BLACKBERRY is set to start licensing its security and management software to companies using iPhones and Android handsets, the firm announced yesterday, as it aims to expand further into software as sales of its own smartphones struggle.
The Canadian company’s business software has historically been the most trusted among corporates, but firms have increasingly been supplying staff with other devices, or encouraging them to use their own handsets to access work documents.
BlackBerry has lost corporate clients after repeated delays to its BlackBerry 10 software, which was eventually released in January.
However, response to the company’s new handsets has been muffled, and chief executive Thorsten Heins has repeatedly talked about exporting its software onto rival platforms.

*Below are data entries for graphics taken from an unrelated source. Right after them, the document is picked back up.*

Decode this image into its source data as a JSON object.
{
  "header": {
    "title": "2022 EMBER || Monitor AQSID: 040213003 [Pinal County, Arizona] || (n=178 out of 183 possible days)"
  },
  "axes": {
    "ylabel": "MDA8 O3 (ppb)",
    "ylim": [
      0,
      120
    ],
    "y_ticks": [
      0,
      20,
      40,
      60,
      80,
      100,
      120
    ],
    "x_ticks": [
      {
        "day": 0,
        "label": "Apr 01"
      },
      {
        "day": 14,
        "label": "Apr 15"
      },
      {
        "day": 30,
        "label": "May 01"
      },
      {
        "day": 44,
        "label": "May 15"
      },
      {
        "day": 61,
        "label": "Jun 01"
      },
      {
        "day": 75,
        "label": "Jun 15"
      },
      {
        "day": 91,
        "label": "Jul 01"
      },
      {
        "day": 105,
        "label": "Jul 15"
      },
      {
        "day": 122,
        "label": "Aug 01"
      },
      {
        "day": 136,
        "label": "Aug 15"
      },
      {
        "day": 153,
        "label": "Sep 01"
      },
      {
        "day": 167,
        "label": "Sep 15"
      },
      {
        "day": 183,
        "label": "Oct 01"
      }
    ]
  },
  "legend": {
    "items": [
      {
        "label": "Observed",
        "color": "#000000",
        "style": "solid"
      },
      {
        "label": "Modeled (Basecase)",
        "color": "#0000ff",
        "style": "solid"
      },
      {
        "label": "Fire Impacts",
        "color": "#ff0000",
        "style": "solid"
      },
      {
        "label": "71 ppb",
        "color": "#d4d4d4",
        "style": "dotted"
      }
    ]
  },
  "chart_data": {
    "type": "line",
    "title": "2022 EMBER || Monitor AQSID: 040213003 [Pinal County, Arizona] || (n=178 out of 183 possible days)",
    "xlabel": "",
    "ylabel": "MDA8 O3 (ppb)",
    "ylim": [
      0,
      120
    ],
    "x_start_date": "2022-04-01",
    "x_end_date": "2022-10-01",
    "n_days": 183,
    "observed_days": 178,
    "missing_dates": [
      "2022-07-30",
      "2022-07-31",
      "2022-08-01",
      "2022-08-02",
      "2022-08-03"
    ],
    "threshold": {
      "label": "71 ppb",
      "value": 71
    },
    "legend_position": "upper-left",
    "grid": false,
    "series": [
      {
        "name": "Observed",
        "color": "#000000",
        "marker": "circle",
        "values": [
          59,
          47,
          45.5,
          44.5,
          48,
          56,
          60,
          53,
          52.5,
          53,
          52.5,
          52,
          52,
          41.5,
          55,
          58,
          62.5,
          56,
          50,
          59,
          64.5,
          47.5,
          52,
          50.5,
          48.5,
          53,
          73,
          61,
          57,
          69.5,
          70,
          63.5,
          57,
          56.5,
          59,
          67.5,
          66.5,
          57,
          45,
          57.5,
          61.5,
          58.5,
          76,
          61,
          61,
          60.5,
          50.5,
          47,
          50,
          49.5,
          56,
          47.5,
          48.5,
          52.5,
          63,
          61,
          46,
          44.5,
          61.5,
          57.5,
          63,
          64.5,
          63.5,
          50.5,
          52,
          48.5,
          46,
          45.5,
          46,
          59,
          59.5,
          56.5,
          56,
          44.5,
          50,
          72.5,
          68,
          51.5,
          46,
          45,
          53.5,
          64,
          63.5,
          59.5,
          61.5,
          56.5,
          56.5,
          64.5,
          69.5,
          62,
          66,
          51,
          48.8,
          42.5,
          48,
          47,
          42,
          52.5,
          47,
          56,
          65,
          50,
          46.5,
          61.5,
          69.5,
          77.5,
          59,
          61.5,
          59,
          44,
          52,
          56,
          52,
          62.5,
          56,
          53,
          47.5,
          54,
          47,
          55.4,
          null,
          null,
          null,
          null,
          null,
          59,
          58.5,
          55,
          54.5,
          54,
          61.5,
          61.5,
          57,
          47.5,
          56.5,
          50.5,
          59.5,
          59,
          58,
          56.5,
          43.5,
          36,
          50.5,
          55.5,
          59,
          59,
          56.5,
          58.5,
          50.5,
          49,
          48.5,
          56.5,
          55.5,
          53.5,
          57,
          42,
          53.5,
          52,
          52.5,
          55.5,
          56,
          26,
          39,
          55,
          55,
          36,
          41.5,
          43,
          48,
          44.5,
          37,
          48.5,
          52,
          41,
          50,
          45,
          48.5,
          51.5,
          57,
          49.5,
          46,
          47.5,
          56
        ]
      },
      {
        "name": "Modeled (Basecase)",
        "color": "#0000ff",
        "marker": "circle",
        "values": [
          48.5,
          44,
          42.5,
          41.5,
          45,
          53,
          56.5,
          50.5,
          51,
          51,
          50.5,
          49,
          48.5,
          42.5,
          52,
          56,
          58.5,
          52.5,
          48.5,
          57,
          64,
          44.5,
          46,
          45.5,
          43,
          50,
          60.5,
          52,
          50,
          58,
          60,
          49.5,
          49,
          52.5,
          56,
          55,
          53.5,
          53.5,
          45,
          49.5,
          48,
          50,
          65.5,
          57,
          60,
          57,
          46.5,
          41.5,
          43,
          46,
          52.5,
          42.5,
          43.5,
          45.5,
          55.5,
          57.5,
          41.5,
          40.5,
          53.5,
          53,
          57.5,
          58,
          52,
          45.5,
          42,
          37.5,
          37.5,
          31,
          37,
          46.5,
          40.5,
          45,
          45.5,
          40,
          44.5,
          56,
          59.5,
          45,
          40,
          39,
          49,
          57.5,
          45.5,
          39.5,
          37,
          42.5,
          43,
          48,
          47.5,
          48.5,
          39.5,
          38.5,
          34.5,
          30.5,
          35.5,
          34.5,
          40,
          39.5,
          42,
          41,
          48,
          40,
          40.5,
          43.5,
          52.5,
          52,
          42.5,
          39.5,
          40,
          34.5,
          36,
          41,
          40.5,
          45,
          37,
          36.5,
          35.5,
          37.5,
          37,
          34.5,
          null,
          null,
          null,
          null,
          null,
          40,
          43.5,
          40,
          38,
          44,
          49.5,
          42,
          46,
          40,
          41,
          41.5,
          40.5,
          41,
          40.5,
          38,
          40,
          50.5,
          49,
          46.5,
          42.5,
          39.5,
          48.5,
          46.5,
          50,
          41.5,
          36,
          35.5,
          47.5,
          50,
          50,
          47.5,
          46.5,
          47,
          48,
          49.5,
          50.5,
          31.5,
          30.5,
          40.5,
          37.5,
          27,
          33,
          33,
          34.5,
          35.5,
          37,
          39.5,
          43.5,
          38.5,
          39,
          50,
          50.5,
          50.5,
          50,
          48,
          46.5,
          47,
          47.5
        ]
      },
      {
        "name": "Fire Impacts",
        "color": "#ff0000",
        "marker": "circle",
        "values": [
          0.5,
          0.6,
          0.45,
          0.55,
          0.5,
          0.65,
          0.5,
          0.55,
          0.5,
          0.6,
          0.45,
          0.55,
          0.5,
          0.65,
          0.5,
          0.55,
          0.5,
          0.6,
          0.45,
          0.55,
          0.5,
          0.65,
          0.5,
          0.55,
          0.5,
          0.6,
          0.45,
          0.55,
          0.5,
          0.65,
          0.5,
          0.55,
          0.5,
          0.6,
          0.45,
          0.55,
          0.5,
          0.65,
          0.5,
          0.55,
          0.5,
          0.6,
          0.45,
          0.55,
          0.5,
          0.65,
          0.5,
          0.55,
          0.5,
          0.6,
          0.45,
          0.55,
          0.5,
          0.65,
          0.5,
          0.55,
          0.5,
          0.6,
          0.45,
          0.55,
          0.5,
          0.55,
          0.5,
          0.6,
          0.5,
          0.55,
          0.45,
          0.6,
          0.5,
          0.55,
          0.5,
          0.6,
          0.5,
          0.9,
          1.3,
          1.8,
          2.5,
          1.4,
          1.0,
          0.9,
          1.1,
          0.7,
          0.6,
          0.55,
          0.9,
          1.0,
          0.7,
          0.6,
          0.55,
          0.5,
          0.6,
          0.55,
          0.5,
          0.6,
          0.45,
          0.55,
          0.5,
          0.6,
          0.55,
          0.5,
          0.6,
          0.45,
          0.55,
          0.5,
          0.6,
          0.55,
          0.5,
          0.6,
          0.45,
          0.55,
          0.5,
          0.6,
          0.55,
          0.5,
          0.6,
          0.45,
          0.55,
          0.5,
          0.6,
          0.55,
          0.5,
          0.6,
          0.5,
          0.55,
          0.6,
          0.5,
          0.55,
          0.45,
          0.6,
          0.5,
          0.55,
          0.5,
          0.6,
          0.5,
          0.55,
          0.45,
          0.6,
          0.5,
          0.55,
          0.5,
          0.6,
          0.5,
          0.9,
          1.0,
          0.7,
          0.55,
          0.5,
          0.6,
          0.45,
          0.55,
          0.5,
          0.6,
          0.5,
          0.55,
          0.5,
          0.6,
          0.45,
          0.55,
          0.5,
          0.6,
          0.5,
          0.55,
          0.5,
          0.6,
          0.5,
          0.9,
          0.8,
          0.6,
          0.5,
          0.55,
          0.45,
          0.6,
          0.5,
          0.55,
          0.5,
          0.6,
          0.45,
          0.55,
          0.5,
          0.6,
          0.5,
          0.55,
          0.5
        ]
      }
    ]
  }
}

Last month, Heins announced plans to bring its BlackBerry Messenger service – once one of the most popular features of the company’s phones – to iPhone and Android, and bringing its corporate software to rival platforms is a similar move.
BlackBerry Enterprise Service 10, a new system that allows corporations and governments to securely transfer information to smartphones, will be launched later on in the summer.
BlackBerry’s quarterly results, released on Friday, will reveal how the firm’s new devices have fared in the months since their release.
The company’s shares rose slightly yesterday as analysts upped their sales forecasts.
• Microsoft has pulled off a similar move to BlackBerry, saying it will allow some of its most popular video games, such as the Age of Empires series, to be exported to the iPhone and Android devices.